Maybe a manager to look at.

28 comments
  1. it says he’s going to remain with Atlanta in an advisory role, so even if it were a good idea to hire him (it isn’t) i don’t think it’s realistic

  2. Yeah so!! Look what he did to the braves, trade off from what we had in place already.

  3. One of the key reasons the Giants let Melvin go was because they were too talented to lose as much as they did.

    The Braves have *significantly* more talent than the Giants across the board and they won less games in 2025.

    I’m not sold.

  4. Buster isn’t going that route. He’s probably keep Melvin before he goes there. I’m hoping for a new face and I just trust buster and will back whoever he picks.

  5. Did you read the article? “Will remain with the Braves in an advisory role in 2026.”

    Also good lord what is with everyone wanting to bring in retreads?

  6. I follow two teams.
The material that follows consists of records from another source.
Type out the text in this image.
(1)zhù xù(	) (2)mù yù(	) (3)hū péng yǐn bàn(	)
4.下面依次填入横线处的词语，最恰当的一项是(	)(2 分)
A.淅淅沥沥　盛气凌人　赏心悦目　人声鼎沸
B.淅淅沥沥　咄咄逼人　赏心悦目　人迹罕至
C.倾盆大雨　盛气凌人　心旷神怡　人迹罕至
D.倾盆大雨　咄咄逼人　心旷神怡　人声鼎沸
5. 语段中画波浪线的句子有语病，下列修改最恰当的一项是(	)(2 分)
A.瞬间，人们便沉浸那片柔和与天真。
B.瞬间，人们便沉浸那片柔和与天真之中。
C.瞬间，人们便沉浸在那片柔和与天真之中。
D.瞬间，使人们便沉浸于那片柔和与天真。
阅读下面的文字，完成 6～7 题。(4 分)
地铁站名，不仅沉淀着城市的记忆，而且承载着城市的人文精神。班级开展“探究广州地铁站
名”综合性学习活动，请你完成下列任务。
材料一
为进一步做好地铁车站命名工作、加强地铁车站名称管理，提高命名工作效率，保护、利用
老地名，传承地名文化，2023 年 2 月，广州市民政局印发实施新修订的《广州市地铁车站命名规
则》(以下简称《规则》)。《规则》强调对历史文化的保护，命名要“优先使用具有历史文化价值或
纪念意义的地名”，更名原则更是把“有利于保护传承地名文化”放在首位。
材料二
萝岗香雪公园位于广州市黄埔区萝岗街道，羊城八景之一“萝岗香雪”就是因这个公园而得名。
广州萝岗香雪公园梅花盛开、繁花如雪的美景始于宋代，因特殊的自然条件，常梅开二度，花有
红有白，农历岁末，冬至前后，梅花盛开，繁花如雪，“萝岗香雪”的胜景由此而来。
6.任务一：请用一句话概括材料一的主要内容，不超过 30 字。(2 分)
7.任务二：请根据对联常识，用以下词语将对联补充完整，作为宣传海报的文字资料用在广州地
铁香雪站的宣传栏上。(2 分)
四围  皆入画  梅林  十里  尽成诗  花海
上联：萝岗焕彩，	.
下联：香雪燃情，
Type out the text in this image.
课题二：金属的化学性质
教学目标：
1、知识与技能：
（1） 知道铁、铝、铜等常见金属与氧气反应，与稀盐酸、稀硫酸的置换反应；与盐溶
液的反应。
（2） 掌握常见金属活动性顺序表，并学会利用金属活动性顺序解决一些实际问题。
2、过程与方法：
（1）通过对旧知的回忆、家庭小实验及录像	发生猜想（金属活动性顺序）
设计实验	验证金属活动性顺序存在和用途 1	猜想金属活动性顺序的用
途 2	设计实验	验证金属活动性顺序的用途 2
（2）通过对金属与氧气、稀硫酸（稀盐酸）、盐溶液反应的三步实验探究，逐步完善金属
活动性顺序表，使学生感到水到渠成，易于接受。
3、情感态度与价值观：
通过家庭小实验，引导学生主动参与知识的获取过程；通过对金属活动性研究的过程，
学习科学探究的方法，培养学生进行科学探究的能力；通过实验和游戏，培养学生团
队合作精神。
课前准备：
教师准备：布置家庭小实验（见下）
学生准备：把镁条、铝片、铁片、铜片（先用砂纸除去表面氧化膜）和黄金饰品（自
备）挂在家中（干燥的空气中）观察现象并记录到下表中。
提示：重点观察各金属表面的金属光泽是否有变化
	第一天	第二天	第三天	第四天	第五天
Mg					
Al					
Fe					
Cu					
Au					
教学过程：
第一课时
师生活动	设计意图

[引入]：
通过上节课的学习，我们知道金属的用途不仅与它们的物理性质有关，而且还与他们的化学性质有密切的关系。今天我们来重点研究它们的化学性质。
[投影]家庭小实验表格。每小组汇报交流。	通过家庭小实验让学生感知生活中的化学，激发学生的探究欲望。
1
The braves and giants. Dont do that to me. Snit has lost his drive over the years. You rarely see the dude even stand up at this point let him retire

  7. I can’t claim to be the biggest baseball fan, but I don’t know how a manager search should look. My only point of reference is the NFL, which usually has a recycling cast of HCs plus some hot names that were OCs, occasionally DCs. Usually those units over performed relative to talent, hence young guys with new ideas. Football isn’t static and evolves yearly.

    For example, the rule changes give the offense an incentive to pass more/score more, so there are is a premium on CBs and pass rushers in addition to QBs and WRs (and OTs). Gone are the FB lead blockers and 240 lbs RBs. It’s all spread, 3 WR sets—“11 personal.” Then the defenses cope by getting faster and smaller—hybrid Safety/LBs, small LBs that are 225lbs and run a 4.5 40. Then it swings the other way—some offenses (SD) go large and road grader to counter to smaller/faster Ds, cat and mouse.

    I don’t understand how baseball coaches could really have that many new ideas in a relatively static sport. Sure, they have pitch timers now and bigger bases—minor changes. We had “the shift” and all that. But what does a new idea look like from a sport that essentially unchanged for 149 years? Not dragging it—that’s part of its appeal. It’s timeless.

    I do think SF needs a younger coach with new ideas and all that, I just don’t know what that looks like. Are there examples? Bochy won a WS in ‘23 and Baker in ‘22….so old dudes can guide to wins. I’m not advocating for a retread—I want that new, young fresh perspective. But Kapler got nothing but dogged for his approach (not defending it here).

    I know a more informed fan could explain this.

  8. Snitker was very bad this year. He probably would have been fired mid season if not for his tenure and status within their org. The Braves are literally the biggest disappointment of the whole ‘25 season. They should’ve been competing for their division but instead end up 10 games under 500. I wasn’t thrilled with Melvin but Snitker was much much worse this season

  9. He’s about to be 70 in two weeks with his Atlanta diet he can keel over any minute.